Another data storage center sets up shop in Las Vegas
Feb 08, 2013 (Las Vegas Sun - McClatchy-Tribune Information Services via COMTEX) --
Storing corporate data has become an industry unto itself in Nevada and city officials in Las Vegas welcomed one of the newest entries to the market Thursday.
Cobalt Data Centers opened its doors to local business representatives and government officials with tours of its 34,000-square-foot, 5.5-megawatt facility on West Cheyenne Avenue in the center of a cluster of technology companies.

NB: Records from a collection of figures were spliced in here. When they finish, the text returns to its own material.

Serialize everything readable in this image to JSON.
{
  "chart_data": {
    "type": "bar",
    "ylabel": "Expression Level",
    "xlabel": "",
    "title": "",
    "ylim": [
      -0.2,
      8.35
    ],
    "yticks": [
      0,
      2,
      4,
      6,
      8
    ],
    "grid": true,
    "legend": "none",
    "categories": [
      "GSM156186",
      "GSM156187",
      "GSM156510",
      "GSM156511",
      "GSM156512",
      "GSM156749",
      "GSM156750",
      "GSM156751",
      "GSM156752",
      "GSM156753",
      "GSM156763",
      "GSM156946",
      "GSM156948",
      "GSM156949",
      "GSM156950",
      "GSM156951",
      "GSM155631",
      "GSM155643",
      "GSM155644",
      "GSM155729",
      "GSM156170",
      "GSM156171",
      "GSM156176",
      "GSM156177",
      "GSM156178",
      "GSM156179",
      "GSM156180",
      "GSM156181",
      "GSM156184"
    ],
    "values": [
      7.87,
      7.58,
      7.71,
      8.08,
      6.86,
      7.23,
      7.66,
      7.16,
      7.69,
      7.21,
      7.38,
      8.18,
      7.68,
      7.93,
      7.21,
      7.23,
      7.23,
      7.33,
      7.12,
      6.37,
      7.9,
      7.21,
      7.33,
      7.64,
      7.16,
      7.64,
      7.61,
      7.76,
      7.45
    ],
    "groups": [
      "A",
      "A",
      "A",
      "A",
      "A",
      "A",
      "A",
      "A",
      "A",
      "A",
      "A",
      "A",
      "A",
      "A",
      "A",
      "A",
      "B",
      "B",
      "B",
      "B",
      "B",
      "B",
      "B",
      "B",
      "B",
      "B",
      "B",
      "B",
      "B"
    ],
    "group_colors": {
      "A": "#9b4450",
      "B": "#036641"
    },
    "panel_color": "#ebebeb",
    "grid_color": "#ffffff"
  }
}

Cobalt CEO Mike Ballard said the facility, open since early January, houses data from an undisclosed number of clients representing the gaming, health care, cloud computing and telecom services sectors. The company does not disclose the names of clients, but Ballard said he is seeing significant demand from Chicago, Texas, and California-based companies and those seeking to serve those markets.
Cobalt is expecting to employ 20 people within its first year.

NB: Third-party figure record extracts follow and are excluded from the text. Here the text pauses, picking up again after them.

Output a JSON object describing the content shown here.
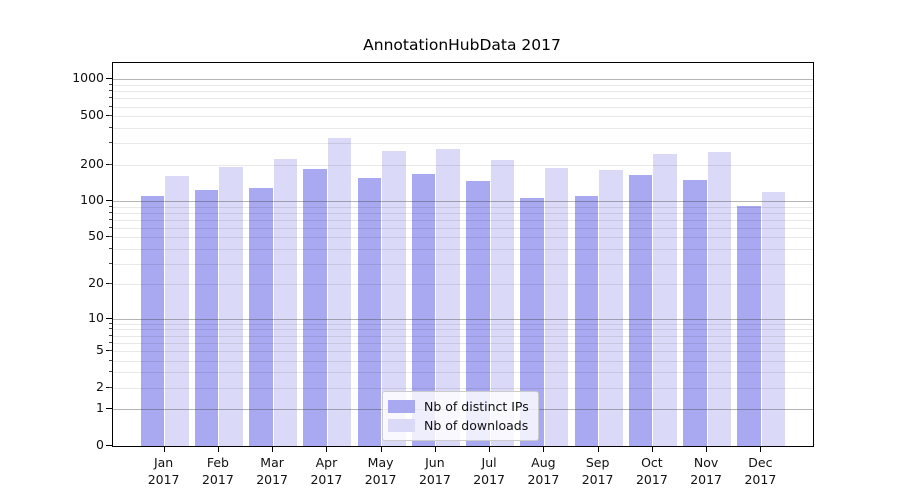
{
  "figure": {
    "title": "AnnotationHubData 2017",
    "background_color": "#ffffff"
  },
  "chart_data": {
    "type": "bar",
    "title": "AnnotationHubData 2017",
    "categories": [
      "Jan 2017",
      "Feb 2017",
      "Mar 2017",
      "Apr 2017",
      "May 2017",
      "Jun 2017",
      "Jul 2017",
      "Aug 2017",
      "Sep 2017",
      "Oct 2017",
      "Nov 2017",
      "Dec 2017"
    ],
    "months": [
      "Jan",
      "Feb",
      "Mar",
      "Apr",
      "May",
      "Jun",
      "Jul",
      "Aug",
      "Sep",
      "Oct",
      "Nov",
      "Dec"
    ],
    "year_label": "2017",
    "series": [
      {
        "name": "Nb of distinct IPs",
        "color": "#a9a9f2",
        "values": [
          110,
          124,
          129,
          184,
          154,
          169,
          147,
          107,
          111,
          163,
          149,
          92
        ]
      },
      {
        "name": "Nb of downloads",
        "color": "#dadaf8",
        "values": [
          160,
          191,
          222,
          329,
          258,
          270,
          217,
          188,
          180,
          246,
          254,
          119
        ]
      }
    ],
    "xlabel": "",
    "ylabel": "",
    "yscale": "log1p",
    "ylim": [
      0,
      1362
    ],
    "yticks_labeled": [
      0,
      1,
      2,
      5,
      10,
      20,
      50,
      100,
      200,
      500,
      1000
    ],
    "yticks_major_grid": [
      1,
      10,
      100,
      1000
    ],
    "grid": true,
    "legend_position": "lower center",
    "bar_color_ips": "#a9a9f2",
    "bar_color_downloads": "#dadaf8"
  },
  "legend": {
    "items": [
      {
        "label": "Nb of distinct IPs",
        "color": "#a9a9f2"
      },
      {
        "label": "Nb of downloads",
        "color": "#dadaf8"
      }
    ]
  }
}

Ballard said several factors have resulted in Southern Nevada becoming home to data storage facilities, including its proximity to California, the absence of natural disasters here, the state's stable tax rate, the relatively low cost of power and superior fiber-optic connectivity.

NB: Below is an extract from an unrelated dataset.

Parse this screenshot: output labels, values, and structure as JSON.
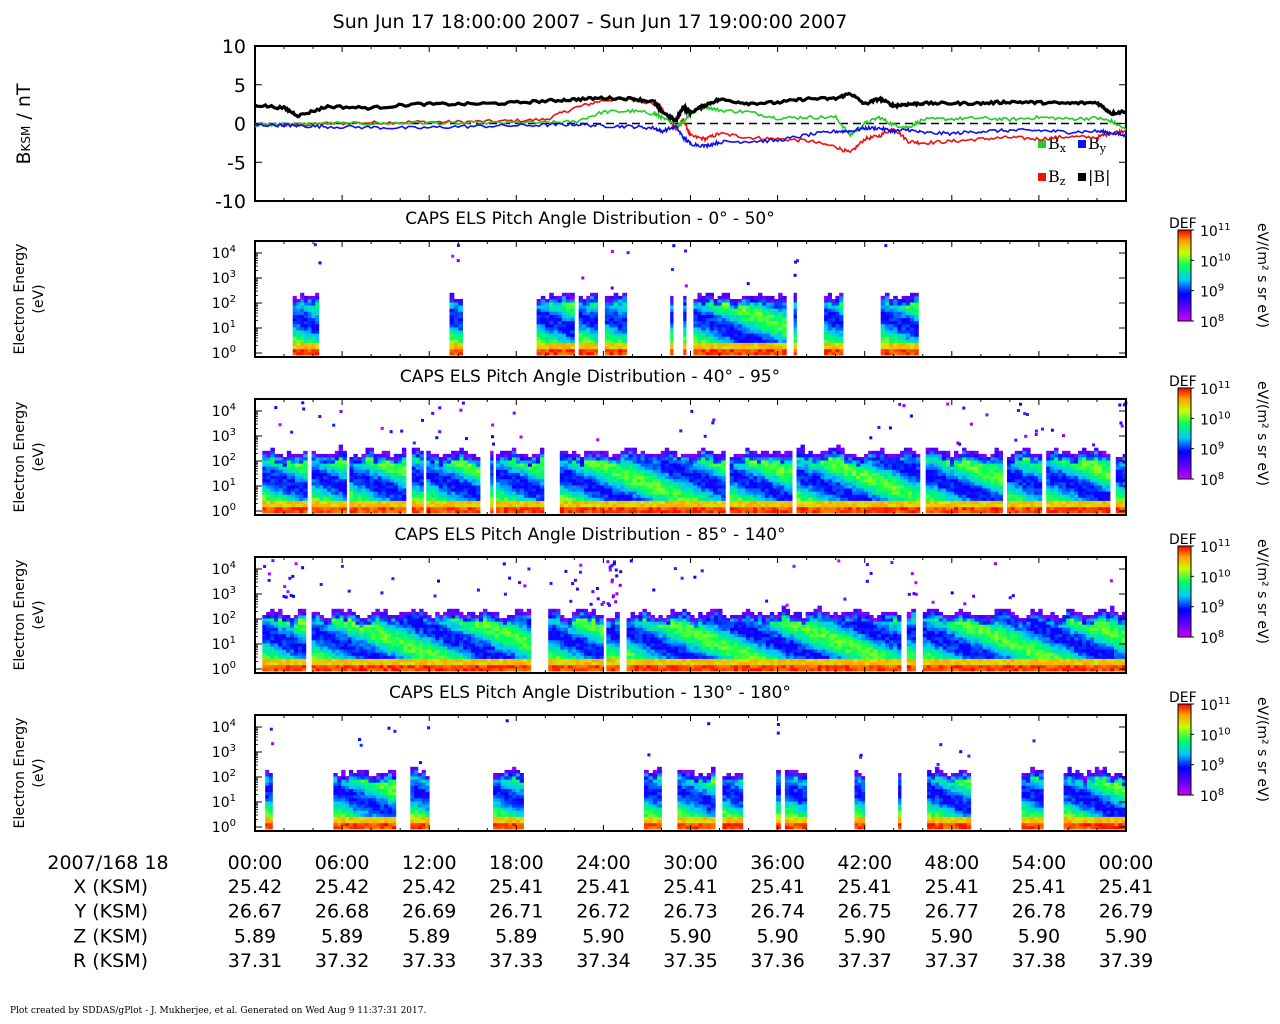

"We don't have earthquakes here," Ballard said. "In California, there's a 99 percent chance there's going to be an earthquake somewhere in the next five or six years. The insurance companies and the regulatory agencies have recommended that companies store their data off a fault line."
Ballard and his principal partners, Joseph Gallagher, Russ Ketchum, Mark Hanson and Tom Harris, gave tours of the facility, the first of two Cobalt plans in the valley.
Cobalt controls an additional site for large-scale deployment and wholesale operation at the Las Vegas "carrier row" on Sahara Avenue.
Cobalt joins Switch Communications in the market. Switch has multiple facilities, including its "SuperNAP" operation, which industry leaders say is the 10th largest in the country and has the largest cooling and power system in the industry.
Another data storage company, ViaWest, is expanding its Southern Nevada presence and plans a similar grand opening event later this month in North Las Vegas.
ViaWest recently received state tax incentives from the Governor's Office of Economic Development to expand its operation.